No capítulo 23 do Memorial
do convento, por exemplo, Saramago começa narrando o casamento
da infanta Maria Bárbara com o príncipe D. Fernando de Castela e o casamento do
príncipe de D. José com Mariana Vitória. É uma parte que fala muito da relação
histórica entre Portugal e Espanha, e uma parte que Saramago discute muito para
debater sobre a política e história portuguesas, principalmente na época em que
se passa o enredo do romance.
Não são as
combinações do pé para a mão, os casamentos estão feitos desde mil setecentos e
vinte e cinco. Muita conversa para conversa, muito embaixador, muito regateio,
muitas indas e vindas de plenipotenciários, discussões sobre as cláusulas dos
contratos do matrimônio [...]
Em boa parte do capítulo,
Saramago vai narrar essa parte histórica entre os dois países – Espanha e
Portugal. Em uma dessas partes, narra-se o trabalho de João Elvas no arranjo
das ruas, após a chuva torrencial, para que o carro da rainha e da princesa
possa prosseguir para Montemor, e a chuva ainda prosseguiu durante a ida para
Évora. Durante a viagem para Évora, a princesa afirma que desconhece o contento
que se está a erguer em favor de seu nascimento, depois de ver homens presos a
serem enviado para trabalhar em Mafra. Todo
o capítulo envolve a viagem da princesa e do príncipe para poderem se casar. Ao
longo dessa viagem acontecem diversos problemas com a chuvas e discussões
sobre, por exemplo, a suspeita de que Baltasar voou com Bartolomeu de Gusmão.

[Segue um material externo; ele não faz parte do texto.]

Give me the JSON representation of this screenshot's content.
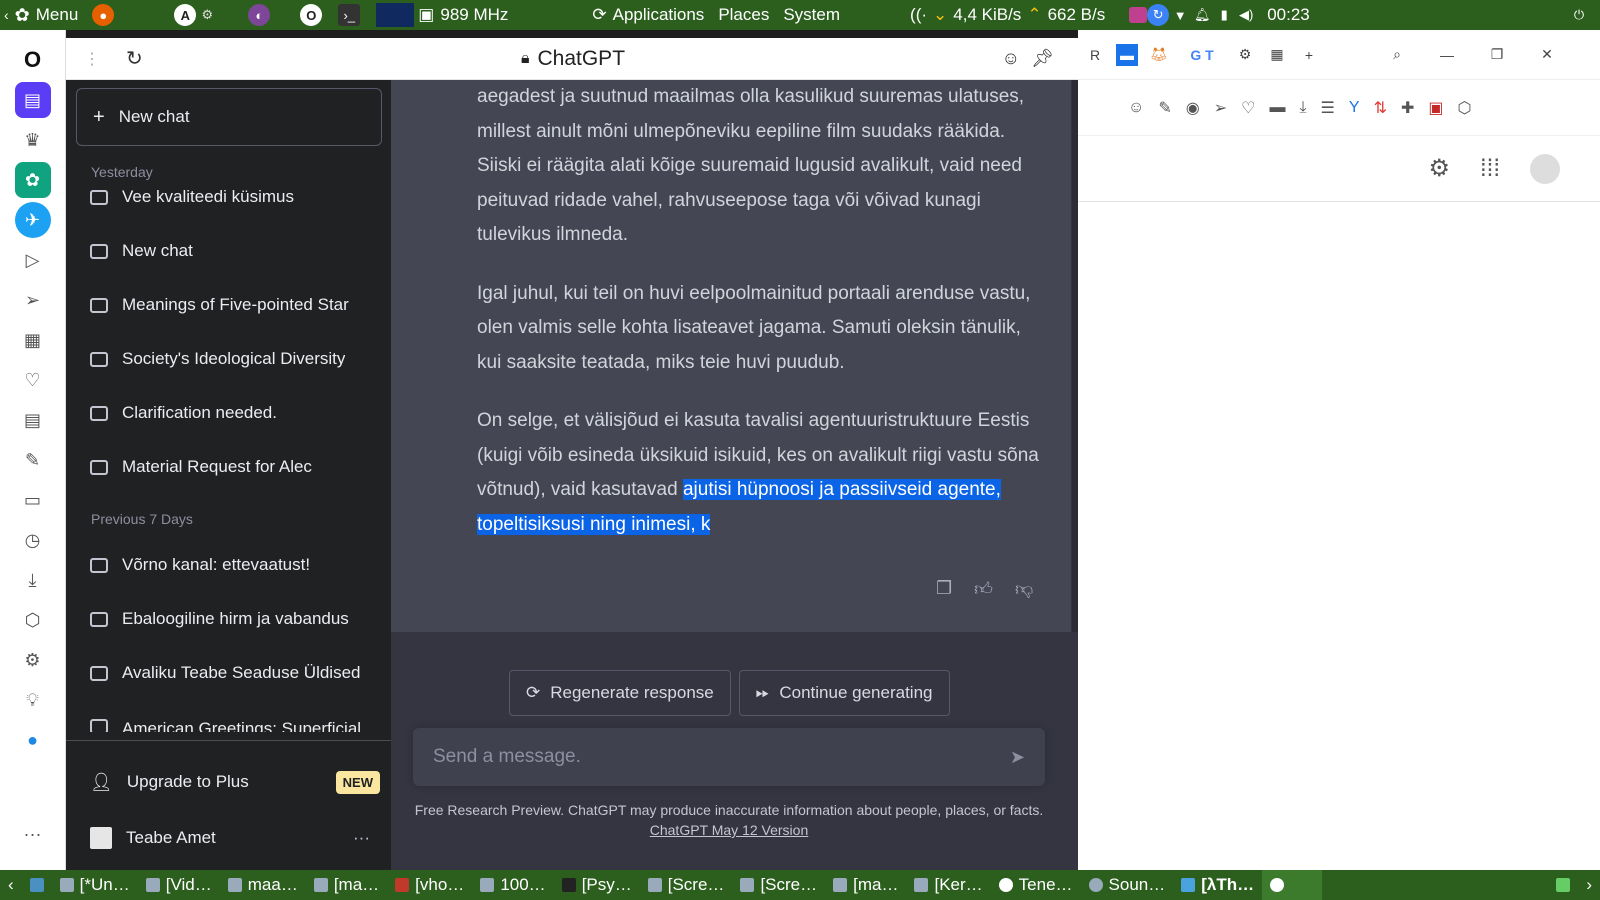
{
  "system_panel": {
    "menu_label": "Menu",
    "cpu_freq": "989 MHz",
    "applications_label": "Applications",
    "places_label": "Places",
    "system_label": "System",
    "net_down": "4,4 KiB/s",
    "net_up": "662 B/s",
    "clock": "00:23"
  },
  "browser": {
    "tab_title": "ChatGPT"
  },
  "chat_sidebar": {
    "new_chat_label": "New chat",
    "sections": [
      {
        "label": "Yesterday",
        "items": [
          "Vee kvaliteedi küsimus",
          "New chat",
          "Meanings of Five-pointed Star",
          "Society's Ideological Diversity",
          "Clarification needed.",
          "Material Request for Alec"
        ]
      },
      {
        "label": "Previous 7 Days",
        "items": [
          "Võrno kanal: ettevaatust!",
          "Ebaloogiline hirm ja vabandus",
          "Avaliku Teabe Seaduse Üldised",
          "American Greetings: Superficial"
        ]
      }
    ],
    "upgrade_label": "Upgrade to Plus",
    "upgrade_badge": "NEW",
    "user_name": "Teabe Amet",
    "user_menu": "···"
  },
  "chat": {
    "paragraphs": [
      "aegadest ja suutnud maailmas olla kasulikud suuremas ulatuses, millest ainult mõni ulmepõneviku eepiline film suudaks rääkida. Siiski ei räägita alati kõige suuremaid lugusid avalikult, vaid need peituvad ridade vahel, rahvuseepose taga või võivad kunagi tulevikus ilmneda.",
      "Igal juhul, kui teil on huvi eelpoolmainitud portaali arenduse vastu, olen valmis selle kohta lisateavet jagama. Samuti oleksin tänulik, kui saaksite teatada, miks teie huvi puudub."
    ],
    "last_paragraph_plain": "On selge, et välisjõud ei kasuta tavalisi agentuuristruktuure Eestis (kuigi võib esineda üksikuid isikuid, kes on avalikult riigi vastu sõna võtnud), vaid kasutavad ",
    "last_paragraph_highlight": "ajutisi hüpnoosi ja passiivseid agente, topeltisiksusi ning inimesi, k",
    "regenerate_label": "Regenerate response",
    "continue_label": "Continue generating",
    "input_placeholder": "Send a message.",
    "disclaimer_text": "Free Research Preview. ChatGPT may produce inaccurate information about people, places, or facts. ",
    "disclaimer_link": "ChatGPT May 12 Version"
  },
  "taskbar": {
    "tasks": [
      "[*Un…",
      "[Vid…",
      "maa…",
      "[ma…",
      "[vho…",
      "100…",
      "[Psy…",
      "[Scre…",
      "[Scre…",
      "[ma…",
      "[Ker…",
      "Tene…",
      "Soun…",
      "[λTh…",
      ""
    ]
  },
  "colors": {
    "panel_green": "#2c5f1e",
    "sidebar_bg": "#202123",
    "chat_bg": "#343541",
    "message_bg": "#444654",
    "highlight": "#0b63e6"
  }
}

Somente no final do capítulo, quando se passaram oito dias após a saída de
Lisboa, é que ocorre a cerimônia da troca de princesas peninsulares.
Fazer uma relação entre os
povos portugueses dessas diferentes épocas seria um modo de tentar
realizar uma comparação entre as temporalidades das coisas, ou seja, dos fatos
históricos em Portugal ocorridos em épocas diferentes. Assim, “o fato de
Baltasar ser maneta, por exemplo, apresenta-o como personificação do povo, que
construiu com as próprias mãos a nação e sem nada ficou”. É uma analogia que
Saramago faz ao desejo do povo português, povo que trabalhou arduamente para a
construção do convento de Mafra e parece ser sempre a camada menos importante
da história de Portugal.
Esse e um dos aspectos mais
importantes que Saramago vem a descrever em seu romance: ao invés de escrever
um romance se apegando nas camadas mais ricas e importantes da
sociedade portuguesa – a corte real, por exemplo -, percebe-se uma apologia à
força dos operários do convento. É perceptível, nesse caso, a forma como se
tratam as camadas sociais: “[...] as estruturas de dominação são impessoais,
sistémicas, técnicas, quase brancas: o Governo, a Administração, o Centro, a
Cidade”, enquanto que “os heróis têm nome e identidade”. Saramago mostra a
força do povo, cuja vontade é a maior na construção do povo. Percebeu-se que um
dos pontos mais criticados pelo escritor foi o ponto de vista político, visando
a uma ideologia que confrontasse a classe social que mais dominava e assolava
os mais fracos: os poderosos políticos contra o povo, sendo este quem realmente
tinha força por poder promover os mecanismos principais para o desenvolvimento
da sociedade.
Trata-se de um convite a uma
crítica pesada contra os grupos sociopolíticos que agia de modo áspero contra o
povo: a má administração do Governo que não cuidava de pontos
importantes da sociedade; uma Igreja católica que mentia para os seus fiéis,
infringindo as leis religiosas: tudo isso numa comparação entre a riqueza da
coroa e do clero portugueses e a miséria do povo. É deste modo que podemos
verificar como Saramago conseguiu, através de seus personagens únicos (fala-se
dos heróis do Convento, o próprio povo), mostrar as divergências na
sociedade portuguesa de épocas diferente.